SALA 2019: Swatch at Fabrik

July 16, 2019

In contrast to previous years I have a minimal presence in the carnivalesque 2019 SALA ( South Australian Living Artists) Festival. This festival can be interpreted as a reworking of Mikhail Bakhtin’s idea of the carnivalesque as popular festivities and rituals as a form of celebration that has been successfully transposed into the visual arts in South Australia.

I am part of a salon style hang of a multiple medium exhibition at Fabrik in the Adelaide Hills that is entitled Swatch. The curatorial concept behind Swatch is that artists exhibit “a small sample [up to 3 9×9 inches images] that demonstrates the look of a larger piece– artists are asked to consider how they would represent their practice (their style, technique or subject matter) on a small scale.” I understand that as there are approximately 40 artists involved in Swatch, and probably around 120 very diverse works being exhibited, this style of exhibition can be interpreted as a curatorial response to Bakhtin’s idea of the carnivalesque.

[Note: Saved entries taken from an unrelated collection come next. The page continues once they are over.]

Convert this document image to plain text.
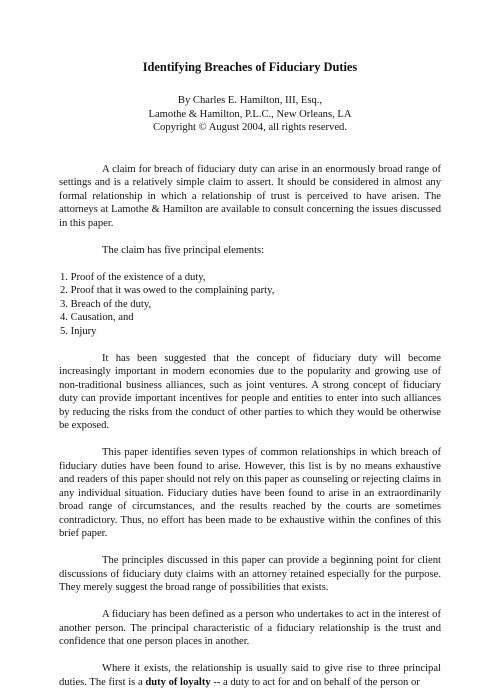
Identifying Breaches of Fiduciary Duties
By Charles E. Hamilton, III, Esq.,
Lamothe & Hamilton, P.L.C., New Orleans, LA
Copyright © August 2004, all rights reserved.

A claim for breach of fiduciary duty can arise in an enormously broad range of settings and is a relatively simple claim to assert. It should be considered in almost any formal relationship in which a relationship of trust is perceived to have arisen. The attorneys at Lamothe & Hamilton are available to consult concerning the issues discussed in this paper.

The claim has five principal elements:

1. Proof of the existence of a duty,
2. Proof that it was owed to the complaining party,
3. Breach of the duty,
4. Causation, and
5. Injury

It has been suggested that the concept of fiduciary duty will become increasingly important in modern economies due to the popularity and growing use of non-traditional business alliances, such as joint ventures. A strong concept of fiduciary duty can provide important incentives for people and entities to enter into such alliances by reducing the risks from the conduct of other parties to which they would be otherwise be exposed.

This paper identifies seven types of common relationships in which breach of fiduciary duties have been found to arise. However, this list is by no means exhaustive and readers of this paper should not rely on this paper as counseling or rejecting claims in any individual situation. Fiduciary duties have been found to arise in an extraordinarily broad range of circumstances, and the results reached by the courts are sometimes contradictory. Thus, no effort has been made to be exhaustive within the confines of this brief paper.

The principles discussed in this paper can provide a beginning point for client discussions of fiduciary duty claims with an attorney retained especially for the purpose. They merely suggest the broad range of possibilities that exists.

A fiduciary has been defined as a person who undertakes to act in the interest of another person. The principal characteristic of a fiduciary relationship is the trust and confidence that one person places in another.

Where it exists, the relationship is usually said to give rise to three principal duties. The first is a duty of loyalty -- a duty to act for and on behalf of the person or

The idea of Swatch explicitly references the history of the Fabrik building. The building was once the old Onkaparinga woollen mill at Lobethal, whilst swatch refers to a small textile sample that is usually taken from existing fabric, and is designed to represent a large whole. The textile manufacturer would bring together many swatches of their materials into a single sample book, thereby enabling a salesperson to show a wide selection of available designs in various colours to potential customers  without the necessity of having multiple rolls of fabric immediately to hand. So the Swatch exhibition of small works is equivalent to a sample book of many swatches of different materials.

granite + quartz outcrop, Kings Head

I am exhibiting a series of 3 9×9 inch framed prints that were made on my coastal poodlewalks along the southern Fleurieu Peninsula, and which are a part of the Fleurieuscapes project. The series in Swatch is entitled The Light the Morning Brings’, and it is based on this post on the poodlewalks blog. These images are along the lines of immediate bodily relationship to the light on objects and processes using the lower or popular media of photography, and showing them in the context of the higher and more authoritative media of the visual arts.

One of these prints being exhibited is an image is of a rocky outcrop from a photo session at Kings Head, and it is similar in style to the granite and quartz outcrop picture above.